The drug in question is exenatide, an older GLP-1 receptor agonist in the same pharmacological family as semaglutide (Ozempic, Wegovy) and tirzepatide (Mounjaro, Zepbound). The trial enrolled thirty adults with diagnosed alcohol use disorder (AUD) and a body mass index of at least 30 kg/m². Investigators drew blood at baseline and at weeks 4, 12, 20, and 26, and measured phosphatidylethanol — known by its abbreviation PEth — a phospholipid that forms in red blood cells only in the presence of ethanol and that has become one of the more objective ways to track sustained drinking. Self-report is famously unreliable in this population; PEth is harder to talk your way around.

In a secondary analysis published in Alcohol, Clinical & Experimental Research, the authors report that PEth levels were significantly lower in the exenatide group than the placebo group at week 26, with a between-group difference of roughly −0.9 μmol/L (95% CI −1.6 to −0.1; p = 0.03).
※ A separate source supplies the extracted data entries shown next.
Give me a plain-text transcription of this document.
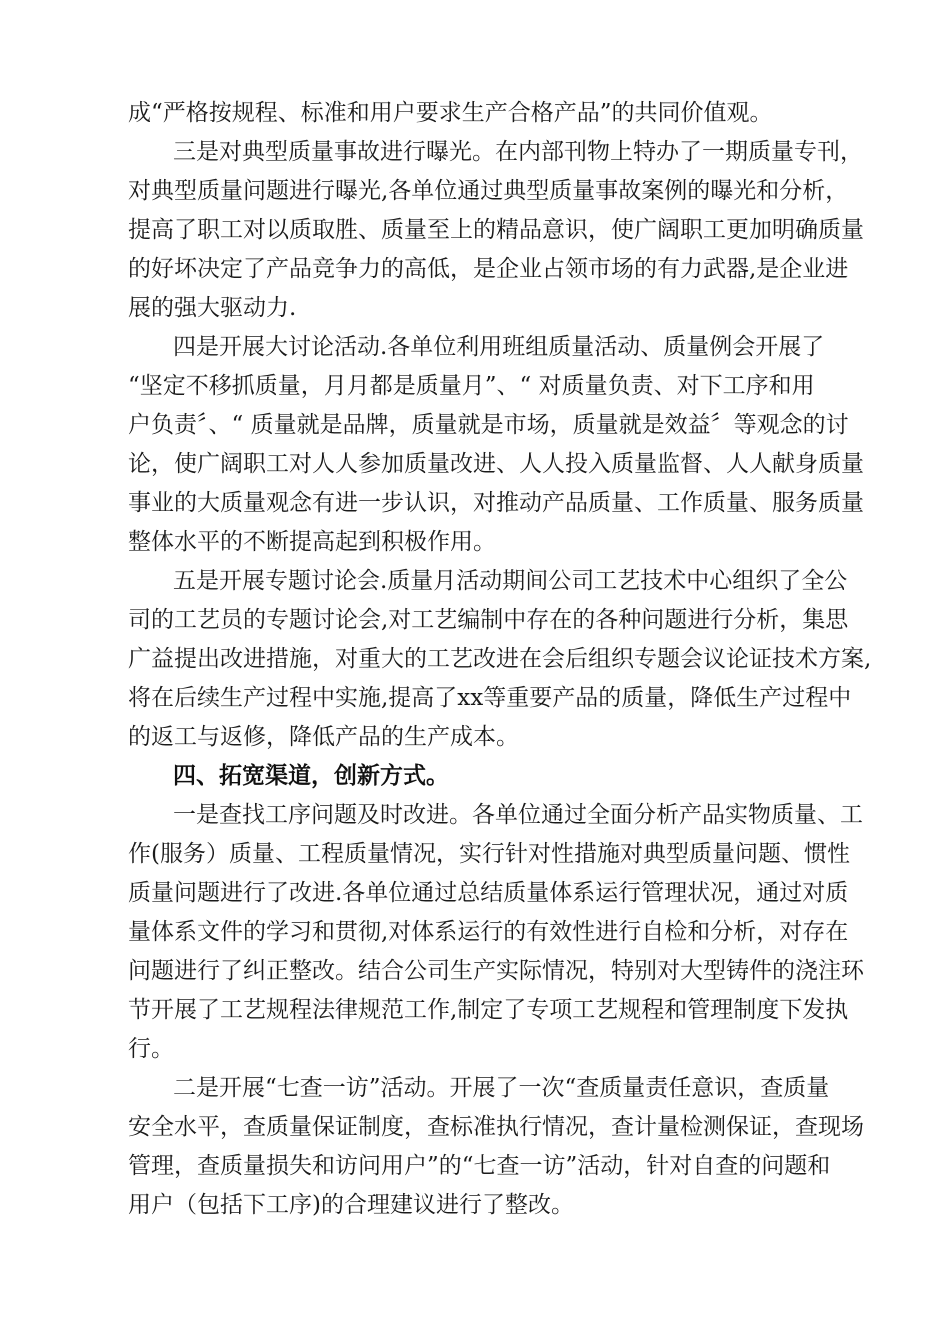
成“严格按规程、标准和用户要求生产合格产品”的共同价值观。
三是对典型质量事故进行曝光。在内部刊物上特办了一期质量专刊，
对典型质量问题进行曝光,各单位通过典型质量事故案例的曝光和分析，
提高了职工对以质取胜、质量至上的精品意识，使广阔职工更加明确质量
的好坏决定了产品竞争力的高低，是企业占领市场的有力武器,是企业进
展的强大驱动力.
四是开展大讨论活动.各单位利用班组质量活动、质量例会开展了
“坚定不移抓质量，月月都是质量月”、“ 对质量负责、对下工序和用
户负责〞、“ 质量就是品牌，质量就是市场，质量就是效益〞等观念的讨
论，使广阔职工对人人参加质量改进、人人投入质量监督、人人献身质量
事业的大质量观念有进一步认识，对推动产品质量、工作质量、服务质量
整体水平的不断提高起到积极作用。
五是开展专题讨论会.质量月活动期间公司工艺技术中心组织了全公
司的工艺员的专题讨论会,对工艺编制中存在的各种问题进行分析，集思
广益提出改进措施，对重大的工艺改进在会后组织专题会议论证技术方案,
将在后续生产过程中实施,提高了xx等重要产品的质量，降低生产过程中
的返工与返修，降低产品的生产成本。
四、拓宽渠道，创新方式。
一是查找工序问题及时改进。各单位通过全面分析产品实物质量、工
作(服务）质量、工程质量情况，实行针对性措施对典型质量问题、惯性
质量问题进行了改进.各单位通过总结质量体系运行管理状况，通过对质
量体系文件的学习和贯彻,对体系运行的有效性进行自检和分析，对存在
问题进行了纠正整改。结合公司生产实际情况，特别对大型铸件的浇注环
节开展了工艺规程法律规范工作,制定了专项工艺规程和管理制度下发执
行。
二是开展“七查一访”活动。开展了一次“查质量责任意识，查质量
安全水平，查质量保证制度，查标准执行情况，查计量检测保证，查现场
管理，查质量损失和访问用户”的“七查一访”活动，针对自查的问题和
用户（包括下工序)的合理建议进行了整改。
At every earlier sampling point — weeks 4, 12, and 20 — the gap was not statistically significant. The drinking-reduction signal, in other words, took about six months to surface in the blood.
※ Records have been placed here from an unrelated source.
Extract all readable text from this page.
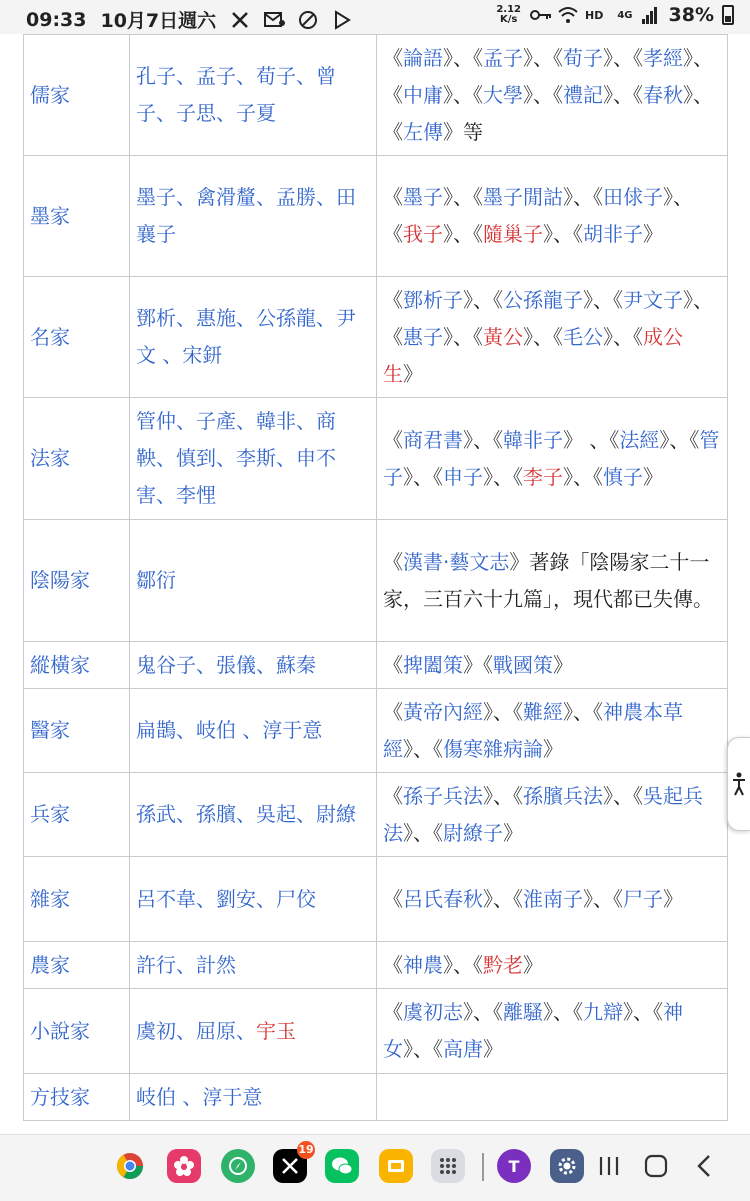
09:33 10月7日週六
2.12
K/s	HD 4G 38%
儒家	孔子、孟子、荀子、曾子、子思、子夏	《論語》、《孟子》、《荀子》、《孝經》、《中庸》、《大學》、《禮記》、《春秋》、《左傳》等
墨家	墨子、禽滑釐、孟勝、田襄子	《墨子》、《墨子閒詁》、《田俅子》、《我子》、《隨巢子》、《胡非子》
名家	鄧析、惠施、公孫龍、尹文 、宋鈃	《鄧析子》、《公孫龍子》、《尹文子》、《惠子》、《黃公》、《毛公》、《成公生》
法家	管仲、子產、韓非、商鞅、慎到、李斯、申不害、李悝	《商君書》、《韓非子》 、《法經》、《管子》、《申子》、《李子》、《慎子》
陰陽家	鄒衍	《漢書·藝文志》著錄「陰陽家二十一家，三百六十九篇」，現代都已失傳。
縱橫家	鬼谷子、張儀、蘇秦	《捭闔策》《戰國策》
醫家	扁鵲、岐伯 、淳于意	《黃帝內經》、《難經》、《神農本草經》、《傷寒雜病論》
兵家	孫武、孫臏、吳起、尉繚	《孫子兵法》、《孫臏兵法》、《吳起兵法》、《尉繚子》
雜家	呂不韋、劉安、尸佼	《呂氏春秋》、《淮南子》、《尸子》
農家	許行、計然	《神農》、《黔老》
小說家	虞初、屈原、宇玉	《虞初志》、《離騷》、《九辯》、《神女》、《高唐》
方技家	岐伯 、淳于意	
19
T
Most of the public conversation about GLP-1 drugs and alcohol is built on anecdote: people describe their cravings vanishing within weeks of starting injections. The biomarker data tell a slower story. In this trial, the difference between exenatide and placebo did not reach statistical significance until the final measurement, suggesting that whatever the mechanism — central reward signaling, gut–brain feedback, appetite circuitry that overlaps with reward — it may need time to translate into a measurable change in how much alcohol actually ends up in the bloodstream. A short trial, or a short personal experiment, could easily miss it.
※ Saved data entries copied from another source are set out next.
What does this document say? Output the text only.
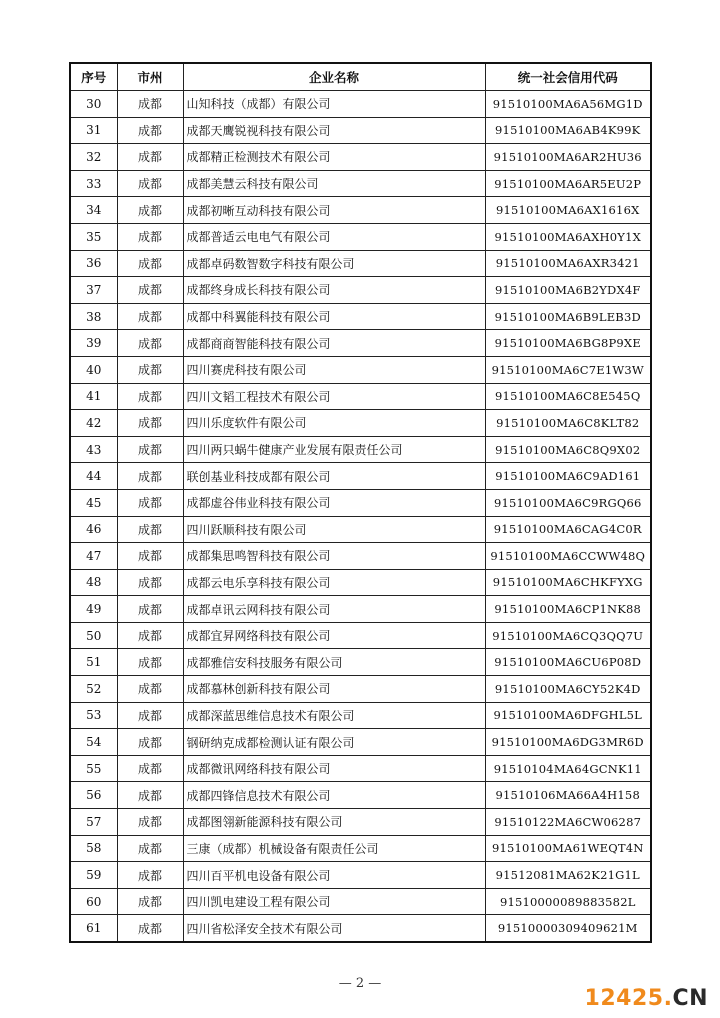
序号	市州	企业名称	统一社会信用代码
30	成都	山知科技（成都）有限公司	91510100MA6A56MG1D
31	成都	成都天鹰锐视科技有限公司	91510100MA6AB4K99K
32	成都	成都精正检测技术有限公司	91510100MA6AR2HU36
33	成都	成都美慧云科技有限公司	91510100MA6AR5EU2P
34	成都	成都初晰互动科技有限公司	91510100MA6AX1616X
35	成都	成都普适云电电气有限公司	91510100MA6AXH0Y1X
36	成都	成都卓码数智数字科技有限公司	91510100MA6AXR3421
37	成都	成都终身成长科技有限公司	91510100MA6B2YDX4F
38	成都	成都中科翼能科技有限公司	91510100MA6B9LEB3D
39	成都	成都商商智能科技有限公司	91510100MA6BG8P9XE
40	成都	四川赛虎科技有限公司	91510100MA6C7E1W3W
41	成都	四川文韬工程技术有限公司	91510100MA6C8E545Q
42	成都	四川乐度软件有限公司	91510100MA6C8KLT82
43	成都	四川两只蜗牛健康产业发展有限责任公司	91510100MA6C8Q9X02
44	成都	联创基业科技成都有限公司	91510100MA6C9AD161
45	成都	成都虚谷伟业科技有限公司	91510100MA6C9RGQ66
46	成都	四川跃顺科技有限公司	91510100MA6CAG4C0R
47	成都	成都集思鸣智科技有限公司	91510100MA6CCWW48Q
48	成都	成都云电乐享科技有限公司	91510100MA6CHKFYXG
49	成都	成都卓讯云网科技有限公司	91510100MA6CP1NK88
50	成都	成都宜昇网络科技有限公司	91510100MA6CQ3QQ7U
51	成都	成都雅信安科技服务有限公司	91510100MA6CU6P08D
52	成都	成都慕林创新科技有限公司	91510100MA6CY52K4D
53	成都	成都深蓝思维信息技术有限公司	91510100MA6DFGHL5L
54	成都	钢研纳克成都检测认证有限公司	91510100MA6DG3MR6D
55	成都	成都微讯网络科技有限公司	91510104MA64GCNK11
56	成都	成都四锋信息技术有限公司	91510106MA66A4H158
57	成都	成都图翎新能源科技有限公司	91510122MA6CW06287
58	成都	三康（成都）机械设备有限责任公司	91510100MA61WEQT4N
59	成都	四川百平机电设备有限公司	91512081MA62K21G1L
60	成都	四川凯电建设工程有限公司	915100000898835​82L
61	成都	四川省松泽安全技术有限公司	91510000309409621M
— 2 —
12425.CN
The delay also reframes how to read the early enthusiasm. If the effect is real but slow, then the patients posting four-week testimonials are describing something other than what the trial captured. That something might be appetite-mediated, expectation-driven, or simply the early phase of a real pharmacological effect that takes months to consolidate. The honest answer, on this evidence, is that we cannot yet tell them apart.

Thirty patients is a small sample, and this was a secondary analysis — meaning the PEth question was layered onto a trial designed primarily around other outcomes. A single significant timepoint at the end of a six-month curve is a signal worth taking seriously, but it is not the kind of finding that closes a question. The cohort was specifically AUD patients with comorbid obesity; whether the same delayed reduction would appear in heavy drinkers of normal weight, or in people without a formal AUD diagnosis, is unknown. The drug tested was exenatide, not semaglutide or tirzepatide, and pharmacological cousins do not always behave identically in the brain.

The authors themselves frame the result as warranting further investigation, and note that a follow-up trial (NCT05895643) is already underway. That is the appropriate register. The published analysis establishes a plausible, biomarker-anchored signal in a defined population — not a green light for off-label prescribing or DIY experimentation.

For anyone watching this space because they hope a weekly injection might finally make a dent in a drinking problem, two things can be true at once. The biology is interesting, and the human evidence is genuinely early. A thirty-person secondary analysis, even a well-conducted one with an objective biomarker, does not establish GLP-1 receptor agonists as a treatment for alcohol use disorder. It establishes a hypothesis worth testing in larger, purpose-built trials — which is exactly what the field is now doing.

The practical translation is unglamorous. Anyone considering a GLP-1 drug for weight or metabolic reasons should have that conversation with a clinician on its own terms. Anyone considering one specifically to drink less should know that the best controlled evidence to date is a single small trial, a single significant timepoint, and a delay of roughly six months before the effect showed up. That is a moderate signal, not a settled answer.